Esta afirmación cíe Ratzinger referida al problema teológico, todavía abierto, de la suficiencia material de la Sagrada Escritura, expresa el convencimiento profundo que atraviesa toda la obra de nuestro autor. En efecto, todo su itinerario eclesial y teológico es una afirmación enérgica de Jesucristo como ” la realidad que acontece en la revelación cristiana”. Él es el unicum verdaderamente suficiente, capaz de dar satisfacción última a la mirada que indaga críticamente la realidad. Ya desde los tiempos de su tesis de habilitación sobre san Buenaventura, Ratzinger madura con claridad la idea de que la revelación no se puede separar del Dios vivo, y que interpela siempre a la persona viva a la que alcanza. Por eso, “del concepto de `revelación’ forma siempre parte el sujeto receptor: donde nadie percibe la revelación, allí no se ha producido ninguna revelación, porque allí nada se ha desvelado. La idea misma de revelación implica un alguien que entre en su posesión. De este núcleo central brota una continua atención a la Iglesia, entendida como organismo vivo que obra en la historia de los hombres y de los pueblos. Una peculiar e intrínseca conexión entre Revelación e historia, experimentada desde niño en la fe de la familia y de la iglesia popular cíe Baviera, constituye, a mi juicio, la característica metodológica que hace de hilo de Ariadna a través de todos los escritos de Joseph Ratzinger y termina por caracterizar, a lo largo de los años, al joven estudioso, al profesor, al pastor y al prefecto de la Congregación para la Doctrina de la Fe. Aquí reside, si estoy en lo cierto, el origen de la continuidad y de la evolución de su pensamiento.
Me gustaría intentar identificar ahora alguno de los factores que constituyen esta particular sensibilidad metodológica, ya que resulta imposible presentar, aunque sea sólo sucintamente, los múltiples temas que han ocupado al cardenal Ratzinger y menos aún confrontarlos con el panorama teológico-cultural de los últimos decenios.

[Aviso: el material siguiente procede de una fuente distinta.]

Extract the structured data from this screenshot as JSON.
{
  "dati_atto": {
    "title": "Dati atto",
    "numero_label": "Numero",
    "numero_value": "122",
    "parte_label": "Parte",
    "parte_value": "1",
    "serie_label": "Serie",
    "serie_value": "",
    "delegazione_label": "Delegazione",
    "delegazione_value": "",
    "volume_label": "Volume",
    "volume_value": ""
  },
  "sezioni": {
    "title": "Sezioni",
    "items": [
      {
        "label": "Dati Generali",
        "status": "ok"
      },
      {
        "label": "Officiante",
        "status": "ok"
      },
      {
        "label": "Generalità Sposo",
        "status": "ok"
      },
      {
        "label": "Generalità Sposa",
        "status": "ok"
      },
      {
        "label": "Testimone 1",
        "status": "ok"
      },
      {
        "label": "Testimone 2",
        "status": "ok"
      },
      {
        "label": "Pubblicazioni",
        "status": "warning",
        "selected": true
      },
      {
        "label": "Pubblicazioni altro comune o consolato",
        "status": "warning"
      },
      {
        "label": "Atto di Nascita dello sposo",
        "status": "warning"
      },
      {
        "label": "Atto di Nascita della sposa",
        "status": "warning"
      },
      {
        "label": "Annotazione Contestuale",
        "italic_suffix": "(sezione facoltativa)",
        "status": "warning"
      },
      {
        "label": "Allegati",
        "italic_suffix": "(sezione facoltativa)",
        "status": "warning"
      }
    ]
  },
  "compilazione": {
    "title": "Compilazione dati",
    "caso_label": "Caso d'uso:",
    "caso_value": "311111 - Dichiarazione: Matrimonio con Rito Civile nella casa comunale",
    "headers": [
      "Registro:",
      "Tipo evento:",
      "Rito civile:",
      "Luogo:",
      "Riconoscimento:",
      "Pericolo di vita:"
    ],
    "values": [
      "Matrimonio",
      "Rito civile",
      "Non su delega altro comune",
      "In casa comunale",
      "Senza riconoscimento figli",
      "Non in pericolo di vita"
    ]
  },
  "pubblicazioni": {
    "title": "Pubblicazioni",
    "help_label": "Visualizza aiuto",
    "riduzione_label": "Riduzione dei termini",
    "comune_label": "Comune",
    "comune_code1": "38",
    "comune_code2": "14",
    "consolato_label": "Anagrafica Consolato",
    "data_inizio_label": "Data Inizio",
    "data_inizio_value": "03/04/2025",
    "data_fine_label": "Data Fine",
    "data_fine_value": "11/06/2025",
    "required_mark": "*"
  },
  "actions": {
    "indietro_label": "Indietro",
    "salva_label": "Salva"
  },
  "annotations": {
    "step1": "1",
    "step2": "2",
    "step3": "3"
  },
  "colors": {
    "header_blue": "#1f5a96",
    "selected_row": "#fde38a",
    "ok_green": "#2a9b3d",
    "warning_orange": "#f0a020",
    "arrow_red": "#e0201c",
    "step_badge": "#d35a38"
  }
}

a) Cultura: conexión intrínseca entre Revelación e historia
El primero de estos factores es cómo Ratzinger propone, con un lenguaje accesible al hombre de hoy, el núcleo central de la fe sin abandonar el dato dogmático. Tal factor se basa, sobre todo, en una concepción del dogma entendido como una “realidad capaz de infundir fuerza en la construcción de la teología y no, sobre todo, como vínculo, como negación y límite extremo. La dimensión cultural propia del hecho cristiano no se concibe, por tanto, como una mediación entre Revelación e historia sino que, respetando las debidas distinciones, es intrínseca al movimiento con el que el acontecimiento de Cristo, al comunicarse en la realidad, interpela al hombre y a la historia. De este modo, la teología no es algo desencarnado: “He tratado, todo lo que me ha sido posible, de poner claramente en relación lo que enseñaba con el presente y con nuestro esfuerzo personal”. Esta actitud lleva a Ratzinger a “exponerse”” para ponderar críticamente el presente de la Iglesia y de la sociedad, pero no quita carácter científico a su trabajo teológico. Al contrario, lo llena de interés para el lector no especialista. También por esto Ratzinger figura entre los católicos más leídos en los círculos culturales laicos. Un buen ejemplo de esta sensibilidad es la intervención que tuvo el cardenal el 5 de mayo de 1997 en la basílica de San Juan de Letrán en Roma, en el contexto de la misión ciudadana para la preparación al Gran jubileo. Recorriendo la narración de las tentaciones de Jesús, tuvo que explicar en un determinado momento la relacionada con el hambre.